式中,$\boldsymbol{S}_{2 \mathrm{d}} $是3维坐标点在图像平面上的2维投影, $f $是尺度参数,$\boldsymbol{P}$是正交投影$\left[\begin{array}{lll} 1 & 0 & 0 \\ 0 & 1 & 0 \end{array}\right], \boldsymbol{R} $是由人脸在3维空间中的旋转角度俯仰角度($\alpha $)、翻滚角度($\beta $)和偏航角度($\chi $)组成的3×3的旋转矩阵,$\boldsymbol{X}$是索引向量,代表 3维关键点与2维关键点之间的对应关系,$\boldsymbol{t}$是平移向量。假设所有参数组成一个向量,记作$\boldsymbol{v}$=($f $, $\boldsymbol{R}$, $\boldsymbol{X}$, $\boldsymbol{t}$)。拟合过程是搜索3维坐标点的真实2维坐标点$ {{\mathit{\boldsymbol{S}}_{2{\rm{d}}t}}}$,并通过最小化$\boldsymbol{S}_{2 \mathrm{d}} $$ {{\mathit{\boldsymbol{S}}_{2{\rm{d}}t}}}$之间的距离来估计模型参数$\boldsymbol{v}$=($f $, $\boldsymbol{R}$, $\boldsymbol{X}$, $\boldsymbol{t}$),即

$ \underset{f, \boldsymbol{R}, \boldsymbol{t}, \lambda_{\mathrm{id}}, \lambda_{\exp }}{\operatorname{argmin}}\left\|f \cdot \boldsymbol{P} \cdot \boldsymbol{R}(\alpha, \beta, \chi) \boldsymbol{S}(:, \boldsymbol{X})+\boldsymbol{t}-\boldsymbol{S}_{2 \mathrm{~d} t}\right\| $ (4)

1.2 基于关键点加权的3DMM拟合

人脸关键点检测是对3维形变模型进行拟合的重要步骤之一。由于头部姿态和面部表情的变化,人脸关键点检测一直是具有挑战性的问题。大姿态下人脸关键点检测的难点是图像中存在不可见的面部区域。本文采用CE-CLM(convolutional experts-constrained local model)算法(Zadeh等,2017)对人脸关键点进行检测,该算法对头部旋转角度较大的人脸图像具有很好的鲁棒性,关键点检测精度高。本文共检测68个面部关键点。

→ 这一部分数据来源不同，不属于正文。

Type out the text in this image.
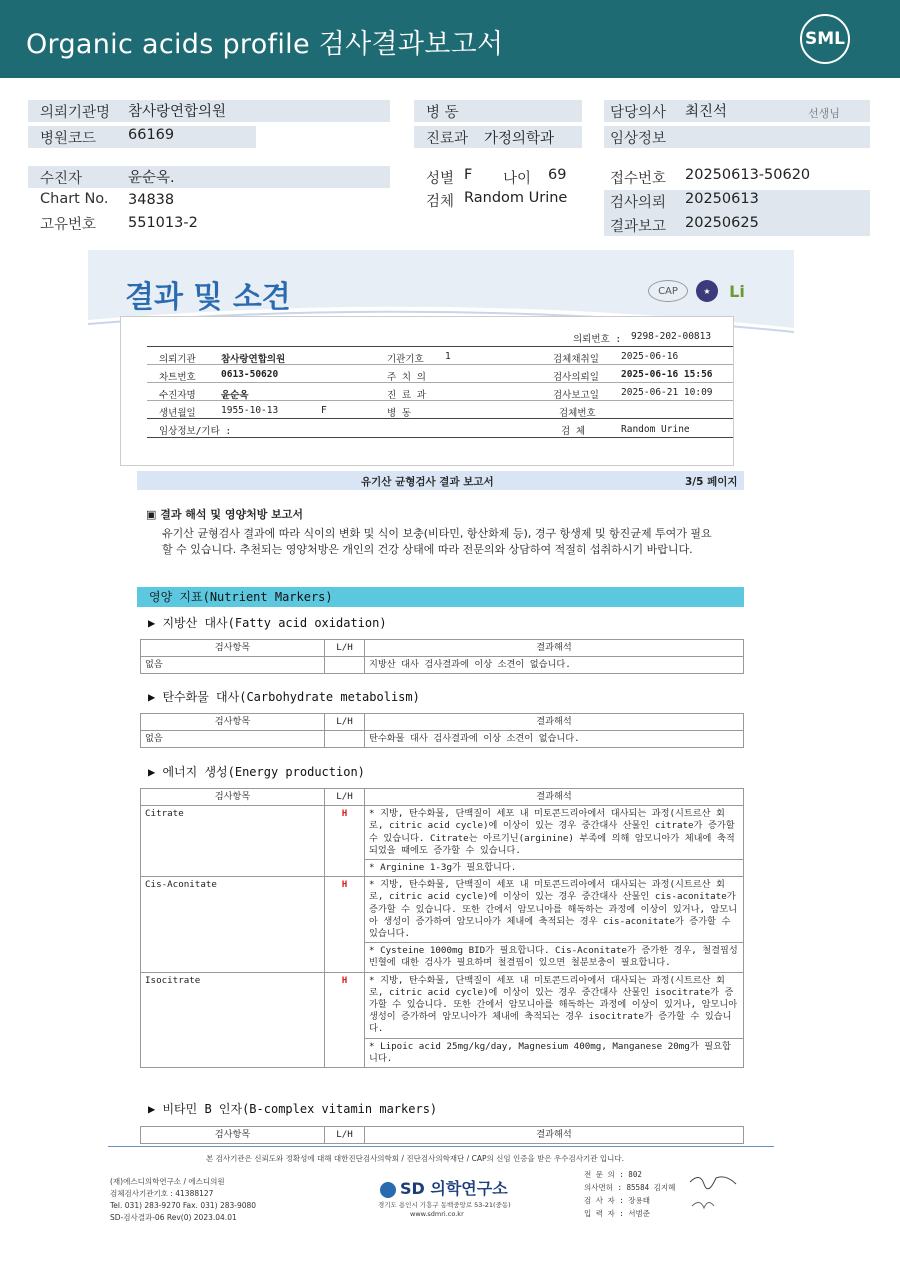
Organic acids profile 검사결과보고서	SML
의뢰기관명 참사랑연합의원
병원코드 66169
병 동
진료과 가정의학과
담당의사 최진석	선생님
임상정보
수진자	윤순옥.
Chart No. 34838
고유번호 551013-2
성별 F 나이 69
검체 Random Urine
접수번호 20250613-50620
검사의뢰 20250613
결과보고 20250625
결과 및 소견	CAP	★	Li
의뢰번호 : 9298-202-00813
의뢰기관	참사랑연합의원	기관기호 1	검체채취일 2025-06-16
차트번호	0613-50620	주 치 의	검사의뢰일 2025-06-16 15:56
수진자명	윤순옥	진 료 과	검사보고일 2025-06-21 10:09
생년월일	1955-10-13	F	병 동	검체번호
임상정보/기타 :	검 체	Random Urine
유기산 균형검사 결과 보고서	3/5 페이지
▣ 결과 해석 및 영양처방 보고서
유기산 균형검사 결과에 따라 식이의 변화 및 식이 보충(비타민, 항산화제 등), 경구 항생제 및 항진균제 투여가 필요할 수 있습니다. 추천되는 영양처방은 개인의 건강 상태에 따라 전문의와 상담하여 적절히 섭취하시기 바랍니다.
영양 지표(Nutrient Markers)
▶ 지방산 대사(Fatty acid oxidation)
검사항목	L/H	결과해석
없음		지방산 대사 검사결과에 이상 소견이 없습니다.
▶ 탄수화물 대사(Carbohydrate metabolism)
검사항목	L/H	결과해석
없음		탄수화물 대사 검사결과에 이상 소견이 없습니다.
▶ 에너지 생성(Energy production)
검사항목	L/H	결과해석
Citrate	H	* 지방, 탄수화물, 단백질이 세포 내 미토콘드리아에서 대사되는 과정(시트르산 회로, citric acid cycle)에 이상이 있는 경우 중간대사 산물인 citrate가 증가할 수 있습니다. Citrate는 아르기닌(arginine) 부족에 의해 암모니아가 체내에 축적되었을 때에도 증가할 수 있습니다.
		* Arginine 1-3g가 필요합니다.
Cis-Aconitate	H	* 지방, 탄수화물, 단백질이 세포 내 미토콘드리아에서 대사되는 과정(시트르산 회로, citric acid cycle)에 이상이 있는 경우 중간대사 산물인 cis-aconitate가 증가할 수 있습니다. 또한 간에서 암모니아를 해독하는 과정에 이상이 있거나, 암모니아 생성이 증가하여 암모니아가 체내에 축적되는 경우 cis-aconitate가 증가할 수 있습니다.
		* Cysteine 1000mg BID가 필요합니다. Cis-Aconitate가 증가한 경우, 철결핍성 빈혈에 대한 검사가 필요하며 철결핍이 있으면 철분보충이 필요합니다.
Isocitrate	H	* 지방, 탄수화물, 단백질이 세포 내 미토콘드리아에서 대사되는 과정(시트르산 회로, citric acid cycle)에 이상이 있는 경우 중간대사 산물인 isocitrate가 증가할 수 있습니다. 또한 간에서 암모니아를 해독하는 과정에 이상이 있거나, 암모니아 생성이 증가하여 암모니아가 체내에 축적되는 경우 isocitrate가 증가할 수 있습니다.
		* Lipoic acid 25mg/kg/day, Magnesium 400mg, Manganese 20mg가 필요합니다.
▶ 비타민 B 인자(B-complex vitamin markers)
검사항목	L/H	결과해석
본 검사기관은 신뢰도와 정확성에 대해 대한진단검사의학회 / 진단검사의학재단 / CAP의 신임 인증을 받은 우수검사기관 입니다.
(재)에스디의학연구소 / 에스디의원
검체검사기관기호 : 41388127
Tel. 031) 283-9270 Fax. 031) 283-9080
SD-검사결과-06 Rev(0) 2023.04.01
SD 의학연구소
경기도 용인시 기흥구 동백중앙로 53-21(중동)
www.sdmri.co.kr
전 문 의 : 802
의사면허 : 85584 김지혜
검 사 자 : 장용태
입 력 자 : 서범준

对给定的正面视图的人脸图像,使用式(3)来拟合3维形变模型。然而当人脸姿态偏转时,原来在3维人脸模型轮廓处的3维关键点与2维人脸图像轮廓处的2维关键点就会失去对应关系,导致3维形变模型拟合不准确。为了保留式(3)中2D到3D关键点的对应关系,需要重新检测人脸轮廓处的关键点。考虑到姿态偏转较大时轮廓处关键点与鼻子、嘴巴处关键点有重合现象,本文只对姿态偏转角度小于等于60°的人脸模型进行关键点更新。

首先,利用检测到的$\alpha $$\beta $角度在平面内对3维人脸模型进行矫正,即

$\boldsymbol{S}_{\text {new }}=\boldsymbol{R}(\alpha, \beta, 0) \cdot \boldsymbol{S} $ (5)

式中,$\boldsymbol{S}_{\text {new }}$是姿态矫正后的3维人脸模型。

其次,在人脸模型上定义8组路径(包含轮廓关键点),在每条路径上寻找最大或最小的横坐标值作为新的人脸左(右)轮廓处的关键点。显然,每条路径两端分别有最大和最小的两个横坐标,由此构成了人脸轮廓上的16个关键点。3维人脸轮廓处关键点的更新算法具体步骤如下:

输入:3维人脸模型$ {\boldsymbol{S}}$和估计参数$\boldsymbol{v}$

输出:索引向量$\boldsymbol{X}$

1) 旋转3维人脸模型

$\boldsymbol{S}_{\text {new }}=\boldsymbol{R}(\alpha, \beta, 0) \cdot \boldsymbol{S} $

2) if 0° <$\beta $ < 60° then

for $ i$ in range (1, 4) do

$ V_{\text {cheek }}(i)=\operatorname{argmax}\left(\boldsymbol{S}_{\text {new }}\left(1, p a t h_{\text {cheek }}(i)\right)\right)$ //遍历变量$ i$,寻找轮廓处关键点。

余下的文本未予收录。